The main reason for the Alphabet shares tanking even after a strong beat on both EPS and revenue estimates was the steep fall in operating margins and rising Traffic Acquisition Costs (TAC). The operating margin fell sharply to 16% from 28% previously. However, the majority of the decline was due to the European Commission fine incurred in this year's Q2. Still, investors did not take the shrinking margins kindly. Further, the rise in TAC to 22% of advertising revenue from 21% in the year-ago period, did not give a positive message. Google's costs and margins were impacted due to shifting to mobile search where profitability is lower. The increased TAC bothered investors too much, as investors were under the impression that the industry was maturing with few other growth prospects. The TAC and operating margin will be again closely watched in the latest earnings.

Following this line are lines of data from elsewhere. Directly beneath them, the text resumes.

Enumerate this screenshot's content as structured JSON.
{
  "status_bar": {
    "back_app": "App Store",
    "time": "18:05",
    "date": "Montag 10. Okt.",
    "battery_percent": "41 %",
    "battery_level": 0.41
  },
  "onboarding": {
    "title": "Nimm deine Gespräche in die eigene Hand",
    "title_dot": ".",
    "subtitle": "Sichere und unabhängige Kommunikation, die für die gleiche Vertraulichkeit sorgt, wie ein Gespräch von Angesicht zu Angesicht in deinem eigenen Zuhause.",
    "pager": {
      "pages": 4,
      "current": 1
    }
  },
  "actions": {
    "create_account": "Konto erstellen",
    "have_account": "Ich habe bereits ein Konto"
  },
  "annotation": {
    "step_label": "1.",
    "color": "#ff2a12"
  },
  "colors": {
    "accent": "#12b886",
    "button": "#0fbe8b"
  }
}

Alphabet Earnings - Q3 Analyst Estimates
Analysts expect Alphabet to report $27.2 billion in revenue for the quarter, translating to a Year-on-Year (YoY) growth of 21.2%. Given Google's massive revenue base, a growth rate of more than 20% YoY is actually great. On the earnings front, analysts expect the search giant to report an Earnings Per Share (EPS) of $8.33, translating to an 8.05% YoY decline in earnings. While the bottom line is under pressure, analysts continued to see strong top line growth. SunTrust Robinson Humphrey’s Youssef Squali based on his recent calls with marketing software firm Kenshoo suggests that there have been very positive growth trends in social ad spending in for the third quarter which is a big positive for the likes of Google and Facebook (NASDAQ:FB). For now, Alphabet revenues are likely to see a healthy growth.
Cloud and Other bet segments will also be under focus.
In the second quarter, Google's Other revenues which include Play, Cloud and hardware revenues also saw an impressive 42% YoY growth, to come in at $3.1 billion. With so much focus on the company's Cloud business in recent times, investors would also be keenly watching the Google's Other revenues in the latest earnings. One major positive in the second quarter was the overall improvement in Alphabet's moonshot segment 'Other Bets' business. The Other Bets revenue increased to $248 million from $185 million in the year ago quarter. At the same time, the Other Bets operating loss narrowed to $772 million from $885 million in the previous year. Any major progress in the Other Bets segment could come as big positive for GOOGL stock and could, in turn, drive it higher.
Playing Google stock ahead of Q3 earnings.
The Wall Street continues to remain bullish on Alphabet stock in the long-term, given the strong revenue growth and dominant position in the digital advertising business. The average analysts' price target on GOOGL stock is $1,104.92, more than 12% upside from its last close. According to Yahoo Finance data, of the 43 analysts tracking Google stock, only one has a sell rating on it. However, a word of caution for Alphabet bulls, the Google stock technical chart is flashing some bearish signals ahead of the earnings. Google stock closed below its 20-day moving average in a bearish move. Further, GOOGL stock technical chart yesterday also saw a bearish crossover from the Moving Average Convergence Divergence (MACD) indicator, which is a popular momentum indicator used by technical traders. In a bearish MACD crossover, the MACD line cut the signal line from above and went below it. The technical set up suggests Google stock might come under pressure. Long-term investors are better off to make the most of any weakness in Alphabet stock to accumulate more shares.